I know that other authors have reported different outcomes from their free promotions – some much better than mine and others much worse. My own results have confirmed what is probably obvious, that the easiest way to reach a large readership is to offer free books, but that free promotions do not necessarily lead on to more paid sales. This is also what I have found when running free promotions of ebooks on Smashwords and on Amazon kdp. Although for reasons discussed in a previous post I am still reluctant to make all my work free, I have just started another Goodreads Giveaway of my novella, which is set in New Zealand, for local readers. This will obviously attract less interest, because New Zealand has only a small population and Goodreads is not so well known here, so anyone who enters should have a high chance of winning! For details, click here.

Judging a book by its cover

Although it may be true that ‘You can’t judge a book by its cover’, it is often just a split-second glance at the cover image which decides a potential reader whether or not to look inside.

A good cover is one that immediately attracts attention of an appropriate kind. ‘A picture tells a thousand words’ but these may be different words for different people. This is illustrated by the so-called ‘Gestalt’ images which can be seen in two ways: a face or a vase, a young woman or an old witch. Elsewhere I’ve described a bad experience when I showed a picture of a trapeze artist during one of my talks; this was intended to represent courage and joy, but one member of the audience thought it was a woman hanging herself.

Does your chosen cover image accord with the content of the book, and convey the corresponding mood of adventure, mystery, romance or relaxation? Colours are important, and all colours have psychological qualities, which can be modified by the shades and combinations chosen. Red, orange and yellow are usually stimulating; green, pinks and blue are calming; violet and indigo are spiritual.
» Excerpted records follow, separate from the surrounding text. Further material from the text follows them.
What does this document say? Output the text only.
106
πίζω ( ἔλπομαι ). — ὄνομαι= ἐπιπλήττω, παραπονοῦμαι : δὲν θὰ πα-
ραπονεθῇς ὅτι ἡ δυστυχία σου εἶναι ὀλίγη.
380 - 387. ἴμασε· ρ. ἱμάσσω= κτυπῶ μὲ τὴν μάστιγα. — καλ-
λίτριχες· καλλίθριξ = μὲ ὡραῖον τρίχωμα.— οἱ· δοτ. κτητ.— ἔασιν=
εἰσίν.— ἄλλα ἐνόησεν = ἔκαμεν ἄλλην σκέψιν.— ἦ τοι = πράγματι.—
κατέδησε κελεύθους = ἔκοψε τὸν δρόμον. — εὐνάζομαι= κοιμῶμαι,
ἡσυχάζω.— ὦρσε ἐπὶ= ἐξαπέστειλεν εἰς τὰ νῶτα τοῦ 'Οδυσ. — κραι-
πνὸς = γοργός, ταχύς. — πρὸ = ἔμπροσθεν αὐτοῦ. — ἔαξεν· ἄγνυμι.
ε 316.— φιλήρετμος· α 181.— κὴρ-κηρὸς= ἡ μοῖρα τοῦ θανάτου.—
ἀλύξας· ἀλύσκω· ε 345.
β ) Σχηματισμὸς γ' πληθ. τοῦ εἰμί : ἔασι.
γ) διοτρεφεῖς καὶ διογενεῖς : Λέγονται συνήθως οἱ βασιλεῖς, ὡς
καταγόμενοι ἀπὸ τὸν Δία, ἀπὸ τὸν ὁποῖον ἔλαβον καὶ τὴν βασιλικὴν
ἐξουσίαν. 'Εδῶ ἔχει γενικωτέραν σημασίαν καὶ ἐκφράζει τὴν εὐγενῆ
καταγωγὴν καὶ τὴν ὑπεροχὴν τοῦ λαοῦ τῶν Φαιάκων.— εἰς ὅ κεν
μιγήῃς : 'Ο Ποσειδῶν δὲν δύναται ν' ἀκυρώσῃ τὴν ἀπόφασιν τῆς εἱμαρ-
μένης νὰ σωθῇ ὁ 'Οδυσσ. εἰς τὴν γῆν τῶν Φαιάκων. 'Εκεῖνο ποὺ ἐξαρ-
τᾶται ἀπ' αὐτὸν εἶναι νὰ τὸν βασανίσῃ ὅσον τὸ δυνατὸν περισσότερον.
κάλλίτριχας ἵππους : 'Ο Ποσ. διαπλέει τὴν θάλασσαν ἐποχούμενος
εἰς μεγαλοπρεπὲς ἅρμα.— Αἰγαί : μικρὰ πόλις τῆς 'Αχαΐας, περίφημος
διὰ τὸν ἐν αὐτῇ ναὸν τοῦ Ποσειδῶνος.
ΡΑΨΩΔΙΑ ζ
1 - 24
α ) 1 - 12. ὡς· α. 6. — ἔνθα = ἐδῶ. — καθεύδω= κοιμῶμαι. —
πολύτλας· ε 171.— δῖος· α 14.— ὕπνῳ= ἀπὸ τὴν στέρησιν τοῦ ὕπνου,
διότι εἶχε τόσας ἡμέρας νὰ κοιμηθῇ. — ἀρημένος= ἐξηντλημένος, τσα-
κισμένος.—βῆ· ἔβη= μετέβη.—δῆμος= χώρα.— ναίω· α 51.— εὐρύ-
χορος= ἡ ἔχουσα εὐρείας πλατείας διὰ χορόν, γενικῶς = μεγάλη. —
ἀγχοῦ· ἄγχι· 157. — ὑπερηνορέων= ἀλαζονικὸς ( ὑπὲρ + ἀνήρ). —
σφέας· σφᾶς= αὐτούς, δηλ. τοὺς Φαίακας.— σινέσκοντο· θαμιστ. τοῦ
Cultural background affects the interpretation, for example in my own European tradition the colour of mourning is black, but in various other parts of the world it is white, purple, yellow, blue or grey. 

The lettering on the book cover needs to be reasonably large and clear, otherwise the title and the name of the author will not be legible from the thumbnail image often used on computer screens.

The cover image for the ebook version of my recent book Persons not diseases on Smashwords was designed with professional help. I was pleased with it, but when it came to self-publishing the same book in paperback on Amazon CreateSpace – the first time I had used this system – uploading the existing image was beyond my limited computing skills, so I opted for making a brand new one with the easy-to-use templates provided. The two covers are completely different – personally I like them both, but would be interested in readers’ comments about which they prefer. You can view the Smashwords one here and the Amazon one here.